Most notable is the Mayo Clinic in Scottsdale, which will pay nothing at all. But the Arizona Health Care Cost Containment System report estimates that expanded Medicaid coverage will boost that hospital’s bottom line by more than $749,000.
In exempting Mayo, the governor’s office both avoided picking a fight during the legislative session and gained the unqualified support of the Arizona Hospital and Healthcare Association. That’s because the plan means every hospital chain will benefit financially, some significantly.
But AHCCCS’s deputy director, Monica Coury, said there were no specific promises made during this year’s legislative debate over expansion, either to Mayo or Phoenix Children’s Hospital, which also is not paying anything, that they would not be subject to the levy.
She said there are good reasons to exempt both. Mayo has a large number of out-of-state patients who either pay their own bills or are covered by private insurance or Medicare; Phoenix Children’s Hospital won’t benefit from having more adults with Medicaid coverage.
Small psychiatric hospitals also are exempt.
The plan, set to kick in Jan. 1, is premised on foes of expansion failing in their bid to gather enough signatures to force the question onto the 2014 ballot. If they succeed, the state cannot implement expansion before that election takes place.
AHCCCS, which is designed to cover most people below the poverty level, currently gets about $2 in federal cash for every dollar of state money. But the federal Affordable Care Act has a provision to pick up virtually all of the additional cost if states expand eligibility to 138 percent of the poverty level.
The reason there is a cost for Arizona is that the state, in an earlier budget-cutting move, stopped enrolling childless adults below the federal poverty level in the program. So the state has to come up with money to restore that coverage to be eligible for the additional cash for expansion.
Hospitals agreed to the assessment based on the belief that anything they contribute will be more than made up by having fewer patients show up without insurance. Coury said the assessment plan is built around that premise.
Jim Haynes, chief operating officer for the hospital association, said it had to be crafted that way. He pointed out that the law says no hospital can pass on any of its assessment to patients who are paying their own bills.
“And if you’re losing money … how could you not pass it on?” Haynes said.
The handful of hospitals that are in that negative situation are those that are likely to have very few patients who are poor. For example, Oro Valley’s $617,320 assessment eclipses the $613,687 the facility would likely gain from having more of its patients covered by Medicaid.

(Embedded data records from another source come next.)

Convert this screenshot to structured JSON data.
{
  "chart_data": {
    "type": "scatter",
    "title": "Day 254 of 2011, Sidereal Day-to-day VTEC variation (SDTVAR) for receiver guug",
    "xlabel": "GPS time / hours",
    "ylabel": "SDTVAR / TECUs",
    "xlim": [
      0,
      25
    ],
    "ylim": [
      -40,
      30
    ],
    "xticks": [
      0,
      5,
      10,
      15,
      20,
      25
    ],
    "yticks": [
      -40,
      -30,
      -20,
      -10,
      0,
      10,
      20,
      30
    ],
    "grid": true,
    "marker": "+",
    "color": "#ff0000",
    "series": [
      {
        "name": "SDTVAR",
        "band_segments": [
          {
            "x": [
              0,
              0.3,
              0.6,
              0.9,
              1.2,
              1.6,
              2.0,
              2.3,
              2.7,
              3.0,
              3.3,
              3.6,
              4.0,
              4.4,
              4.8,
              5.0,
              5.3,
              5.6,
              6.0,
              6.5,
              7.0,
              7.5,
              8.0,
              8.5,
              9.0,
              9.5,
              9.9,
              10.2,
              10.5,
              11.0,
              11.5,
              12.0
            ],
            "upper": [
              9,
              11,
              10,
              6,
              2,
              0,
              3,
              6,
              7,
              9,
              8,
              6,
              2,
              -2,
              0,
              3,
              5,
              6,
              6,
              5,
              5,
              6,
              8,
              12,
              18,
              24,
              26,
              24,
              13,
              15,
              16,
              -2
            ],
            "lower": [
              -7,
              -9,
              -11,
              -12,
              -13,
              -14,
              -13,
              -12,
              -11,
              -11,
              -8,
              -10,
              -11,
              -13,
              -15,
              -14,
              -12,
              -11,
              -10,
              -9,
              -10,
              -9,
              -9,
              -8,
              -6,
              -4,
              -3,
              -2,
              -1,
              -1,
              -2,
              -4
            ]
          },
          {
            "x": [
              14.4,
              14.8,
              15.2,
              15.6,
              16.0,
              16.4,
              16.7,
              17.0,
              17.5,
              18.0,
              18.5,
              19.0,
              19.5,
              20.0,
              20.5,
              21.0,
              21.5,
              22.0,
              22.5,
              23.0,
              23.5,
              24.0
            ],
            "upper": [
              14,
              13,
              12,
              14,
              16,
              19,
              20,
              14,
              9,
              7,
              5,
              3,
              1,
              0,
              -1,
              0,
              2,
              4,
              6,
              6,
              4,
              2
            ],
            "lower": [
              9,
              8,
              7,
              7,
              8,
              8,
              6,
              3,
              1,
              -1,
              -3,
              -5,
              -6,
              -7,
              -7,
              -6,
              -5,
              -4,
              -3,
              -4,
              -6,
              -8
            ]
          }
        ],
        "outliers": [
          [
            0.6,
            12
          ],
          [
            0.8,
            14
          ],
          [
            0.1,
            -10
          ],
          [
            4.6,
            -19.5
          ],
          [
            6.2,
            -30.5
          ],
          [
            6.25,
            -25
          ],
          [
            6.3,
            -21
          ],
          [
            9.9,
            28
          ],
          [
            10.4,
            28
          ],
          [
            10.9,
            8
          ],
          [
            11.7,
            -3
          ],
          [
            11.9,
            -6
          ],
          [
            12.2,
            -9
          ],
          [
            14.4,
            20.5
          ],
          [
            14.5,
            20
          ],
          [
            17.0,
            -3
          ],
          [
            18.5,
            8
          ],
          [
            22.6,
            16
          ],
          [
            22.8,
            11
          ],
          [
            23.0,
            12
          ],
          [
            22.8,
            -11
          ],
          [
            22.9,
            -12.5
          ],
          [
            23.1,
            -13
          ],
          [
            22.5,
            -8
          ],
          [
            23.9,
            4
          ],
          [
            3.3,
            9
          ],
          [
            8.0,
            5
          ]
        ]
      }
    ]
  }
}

But Community Health Systems, which also operates Northwest Medical Center in Tucson as well as hospitals in Payson and Bullhead City, is expected by AHCCCS to get more than $8 million overall for less than $4 million in assessments.
All that, however, remains to be seen. Haynes said the estimates of each hospital’s potential gain from an expanded Medicaid program are based on 2011 numbers that may not be applicable in 2014.
“It’s just something we’ll have to track and monitor going forward,” he said, to be sure that hospitals are getting what they expect.